6.2.1 Dynamically Assigned Addresses | How to Build a Beowulf: A Guide to the Implementation and Application of PC Clusters (Scientific and Engineering Computation)



		The time to send a message of length n is about half latency and half bandwidth. Much longer messages may be said to be bandwidth-dominated, while much shorter messages may be said to be latency dominated. For fast Ethernet networks in Beowulf systems, n is about 1500 bytes. It is no coincidence that this is close to the size of the fundamental units of transmission implemented by the underlying hardware.

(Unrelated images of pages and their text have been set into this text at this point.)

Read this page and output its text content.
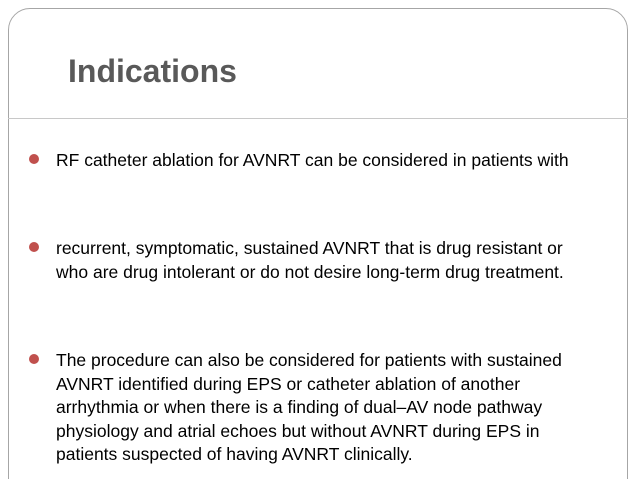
Indications

RF catheter ablation for AVNRT can be considered in patients with

recurrent, symptomatic, sustained AVNRT that is drug resistant or who are drug intolerant or do not desire long-term drug treatment.

The procedure can also be considered for patients with sustained AVNRT identified during EPS or catheter ablation of another arrhythmia or when there is a finding of dual–AV node pathway physiology and atrial echoes but without AVNRT during EPS in patients suspected of having AVNRT clinically.
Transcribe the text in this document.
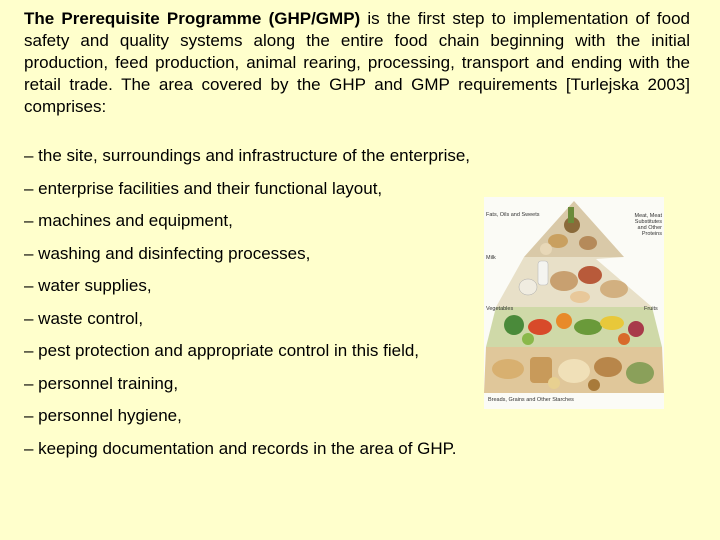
The Prerequisite Programme (GHP/GMP) is the first step to implementation of food safety and quality systems along the entire food chain beginning with the initial production, feed production, animal rearing, processing, transport and ending with the retail trade. The area covered by the GHP and GMP requirements [Turlejska 2003] comprises:

– the site, surroundings and infrastructure of the enterprise,
– enterprise facilities and their functional layout,
– machines and equipment,
– washing and disinfecting processes,
– water supplies,
– waste control,
– pest protection and appropriate control in this field,
– personnel training,
– personnel hygiene,
– keeping documentation and records in the area of GHP.
Fats, Oils and Sweets	Meat, Meat Substitutes and Other Proteins
Milk
Vegetables	Fruits
Breads, Grains and Other Starches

		High latencies are probably the most conspicuous shortcoming of Beowulf systems, and hence successful algorithms are usually latency tolerant. Such algorithms "don't care" about the high latency for one reason or another. There are several approaches to tolerating latency. First, the total number of messages should be minimized. Many short messages (shorter than n ) are much more expensive than a few long ones (longer than n ). In addition, one can work on some other task while the long-latency operation is under way. For example, overlapping communication and computation is supported by the asynchronous communication functions of MPI. Finally, results may be recomputed, or computed redundantly rather than communicated. Time to solution may be reduced even if the operation count increases. With a communication latency of 60000 clock cycles, there is plenty of opportunity to recompute rather than obtain a result from a distant processor.



		*7.2.6 Distributed and Shared Address Spaces*



		The MPI programming model discussed in Chapter 8 defines a distributed address space model with message passing. The only way for separate processes to share data is for them to communicate via explicit message passing procedure calls. In a shared address space system, there is a common, unified address space which may be accessed by any of the processors. In some cases, this can greatly simplify the design of parallel programs. With a shared address space, processes need not explicitly agree to transfer data, but may simply read and write a common address. On the other hand, there is considerable danger from race conditions and non-determinacy special efforts must be made in both hardware and software to guarantee that when one processor writes to a location, and another reads from that location, that the desired ordering is preserved. Parallel compilers exist that can exploit (to some extent) shared address space architectures, while designing languages and compilers to exploit message passing systems has proven much more difficult.